The blessing also reminds us of those who have little or no food to eat. In an act called Tikun Olam, repairing the world, Jews are exhorted to share with others, to bring about an end to poverty and hunger.

The holiday of Thanksgiving, in my opinion, helps us all in fulfilling the Hebrew blessing over bread. We acknowledge our reverence for God or whatever spiritual deity we rely on by sitting down at our tables and saying “Thank you, for your providence.” We give thanks that we, in this land of plenty, can go to a store and purchase food without waiting in lines (except at the check out!) or be issued rations based on our race or creed. We give thanks that although these are tough economic times, we still have food on our tables which we are willing to share with others that are in need.

The beautiful words of the Grace after Meals summarizes it all: “You provide all the food that comes to us,

Guiding and nourishing our lives.

Now we hope and pray,

For a wondrous and great day

Where no one in our world

Will lack bread or food to eat.

We will work to help bring that time

When all who hunger will eat and be filled,

Everyone will know that yours is the power

Sustaining all life and doing good for all.

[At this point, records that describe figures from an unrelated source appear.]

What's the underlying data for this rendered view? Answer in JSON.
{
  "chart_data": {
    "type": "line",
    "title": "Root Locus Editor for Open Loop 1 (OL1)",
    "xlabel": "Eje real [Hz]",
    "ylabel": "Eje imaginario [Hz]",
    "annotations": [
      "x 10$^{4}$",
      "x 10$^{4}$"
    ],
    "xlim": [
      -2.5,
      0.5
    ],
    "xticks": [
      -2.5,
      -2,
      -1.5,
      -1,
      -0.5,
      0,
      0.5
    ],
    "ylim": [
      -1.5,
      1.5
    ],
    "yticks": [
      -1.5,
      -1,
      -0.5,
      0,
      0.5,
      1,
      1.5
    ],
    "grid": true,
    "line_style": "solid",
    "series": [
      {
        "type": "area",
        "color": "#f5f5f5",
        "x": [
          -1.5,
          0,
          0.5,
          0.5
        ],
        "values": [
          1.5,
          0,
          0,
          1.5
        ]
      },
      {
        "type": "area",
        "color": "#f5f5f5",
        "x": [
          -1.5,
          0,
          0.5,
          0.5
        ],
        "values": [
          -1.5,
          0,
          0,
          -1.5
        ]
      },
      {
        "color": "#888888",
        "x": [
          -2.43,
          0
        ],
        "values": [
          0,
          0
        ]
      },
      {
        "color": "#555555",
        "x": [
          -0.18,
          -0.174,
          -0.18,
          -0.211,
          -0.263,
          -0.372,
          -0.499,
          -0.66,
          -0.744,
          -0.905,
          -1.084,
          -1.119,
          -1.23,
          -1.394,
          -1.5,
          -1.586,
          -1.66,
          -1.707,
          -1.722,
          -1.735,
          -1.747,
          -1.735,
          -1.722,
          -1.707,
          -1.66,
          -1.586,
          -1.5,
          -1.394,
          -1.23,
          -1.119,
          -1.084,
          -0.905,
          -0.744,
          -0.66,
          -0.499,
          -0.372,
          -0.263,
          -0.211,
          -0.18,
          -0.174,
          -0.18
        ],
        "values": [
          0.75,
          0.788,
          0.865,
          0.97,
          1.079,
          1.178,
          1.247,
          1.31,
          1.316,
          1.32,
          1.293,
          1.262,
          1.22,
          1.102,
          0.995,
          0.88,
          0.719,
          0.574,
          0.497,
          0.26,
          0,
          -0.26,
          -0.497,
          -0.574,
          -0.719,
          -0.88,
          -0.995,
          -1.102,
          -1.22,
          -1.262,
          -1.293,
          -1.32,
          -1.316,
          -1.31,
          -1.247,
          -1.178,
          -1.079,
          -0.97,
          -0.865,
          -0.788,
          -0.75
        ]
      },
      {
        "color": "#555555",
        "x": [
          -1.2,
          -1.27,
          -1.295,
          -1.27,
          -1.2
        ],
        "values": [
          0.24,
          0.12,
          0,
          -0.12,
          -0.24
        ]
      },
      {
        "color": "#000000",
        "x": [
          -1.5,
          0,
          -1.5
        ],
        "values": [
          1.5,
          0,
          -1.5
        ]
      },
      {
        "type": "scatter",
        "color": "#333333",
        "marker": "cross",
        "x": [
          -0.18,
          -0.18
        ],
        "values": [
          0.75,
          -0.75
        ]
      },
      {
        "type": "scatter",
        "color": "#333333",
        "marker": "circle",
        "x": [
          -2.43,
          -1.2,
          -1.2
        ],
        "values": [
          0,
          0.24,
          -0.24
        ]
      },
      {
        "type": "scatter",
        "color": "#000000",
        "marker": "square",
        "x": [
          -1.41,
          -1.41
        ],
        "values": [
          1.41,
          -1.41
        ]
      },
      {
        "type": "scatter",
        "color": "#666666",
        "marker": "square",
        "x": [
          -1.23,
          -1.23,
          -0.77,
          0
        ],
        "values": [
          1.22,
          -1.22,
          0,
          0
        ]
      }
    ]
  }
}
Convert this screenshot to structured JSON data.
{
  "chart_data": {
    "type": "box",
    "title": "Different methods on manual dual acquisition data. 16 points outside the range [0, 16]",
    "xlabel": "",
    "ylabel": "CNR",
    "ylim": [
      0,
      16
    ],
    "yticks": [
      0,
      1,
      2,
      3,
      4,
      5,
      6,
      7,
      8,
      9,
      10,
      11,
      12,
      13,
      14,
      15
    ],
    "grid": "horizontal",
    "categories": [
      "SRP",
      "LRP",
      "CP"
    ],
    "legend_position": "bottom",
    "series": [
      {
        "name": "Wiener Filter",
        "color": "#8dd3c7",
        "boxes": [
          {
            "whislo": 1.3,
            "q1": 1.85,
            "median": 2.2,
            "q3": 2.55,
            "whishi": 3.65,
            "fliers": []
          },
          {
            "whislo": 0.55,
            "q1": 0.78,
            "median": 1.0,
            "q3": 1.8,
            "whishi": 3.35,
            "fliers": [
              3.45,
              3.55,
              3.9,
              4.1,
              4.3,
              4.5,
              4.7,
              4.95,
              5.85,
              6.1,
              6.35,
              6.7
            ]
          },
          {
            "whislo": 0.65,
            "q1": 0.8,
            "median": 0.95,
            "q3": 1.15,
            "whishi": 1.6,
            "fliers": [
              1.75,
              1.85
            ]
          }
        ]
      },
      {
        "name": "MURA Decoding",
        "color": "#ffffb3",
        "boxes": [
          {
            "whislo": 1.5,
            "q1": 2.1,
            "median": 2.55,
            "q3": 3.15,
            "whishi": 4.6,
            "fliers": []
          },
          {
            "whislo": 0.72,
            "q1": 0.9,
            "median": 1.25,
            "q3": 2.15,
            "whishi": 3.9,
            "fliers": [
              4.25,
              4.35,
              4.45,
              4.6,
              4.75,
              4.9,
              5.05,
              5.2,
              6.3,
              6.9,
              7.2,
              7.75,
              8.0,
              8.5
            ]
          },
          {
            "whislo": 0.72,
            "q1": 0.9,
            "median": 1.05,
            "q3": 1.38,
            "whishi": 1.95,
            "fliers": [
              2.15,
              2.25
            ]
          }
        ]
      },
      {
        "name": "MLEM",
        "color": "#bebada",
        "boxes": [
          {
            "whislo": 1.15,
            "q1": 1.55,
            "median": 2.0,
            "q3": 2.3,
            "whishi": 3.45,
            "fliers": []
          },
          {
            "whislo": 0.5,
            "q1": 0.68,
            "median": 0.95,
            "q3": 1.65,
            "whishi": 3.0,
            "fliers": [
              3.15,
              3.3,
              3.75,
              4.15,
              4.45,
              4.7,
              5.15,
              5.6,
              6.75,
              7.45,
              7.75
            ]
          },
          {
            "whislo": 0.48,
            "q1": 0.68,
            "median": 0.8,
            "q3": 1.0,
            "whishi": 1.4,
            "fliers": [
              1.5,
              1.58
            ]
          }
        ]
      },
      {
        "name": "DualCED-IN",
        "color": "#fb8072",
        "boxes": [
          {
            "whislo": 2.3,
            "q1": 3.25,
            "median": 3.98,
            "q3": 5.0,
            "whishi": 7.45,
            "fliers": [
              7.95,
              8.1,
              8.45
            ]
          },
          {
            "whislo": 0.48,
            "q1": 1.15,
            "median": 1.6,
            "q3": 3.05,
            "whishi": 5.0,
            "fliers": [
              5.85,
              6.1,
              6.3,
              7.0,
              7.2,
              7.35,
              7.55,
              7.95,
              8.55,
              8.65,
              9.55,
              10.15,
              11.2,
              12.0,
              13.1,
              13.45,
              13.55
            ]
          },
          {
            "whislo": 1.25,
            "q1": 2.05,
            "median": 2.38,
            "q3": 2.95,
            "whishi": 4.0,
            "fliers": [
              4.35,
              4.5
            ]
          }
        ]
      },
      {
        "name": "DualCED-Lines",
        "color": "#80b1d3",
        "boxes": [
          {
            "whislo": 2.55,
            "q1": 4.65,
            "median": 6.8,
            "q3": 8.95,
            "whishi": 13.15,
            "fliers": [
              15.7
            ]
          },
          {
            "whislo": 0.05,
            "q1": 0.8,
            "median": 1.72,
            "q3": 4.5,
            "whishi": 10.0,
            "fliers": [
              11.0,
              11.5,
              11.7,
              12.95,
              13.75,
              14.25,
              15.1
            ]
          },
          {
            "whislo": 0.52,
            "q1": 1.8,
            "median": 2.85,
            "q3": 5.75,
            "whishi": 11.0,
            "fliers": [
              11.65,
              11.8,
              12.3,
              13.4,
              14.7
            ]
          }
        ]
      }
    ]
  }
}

We bless you now Eternal One for feeding everything.” (Translated by Burt Jacobson, Reconstructionist Press: 2010)

May we all be privileged to sit down at our Thanksgiving tables in the true spirit of thankfulness. May we share our bounty with others, even as we share our faiths and traditions. And may we all work for a time when none will go hungry for want of a loaf of bread. Happy Thanksgiving!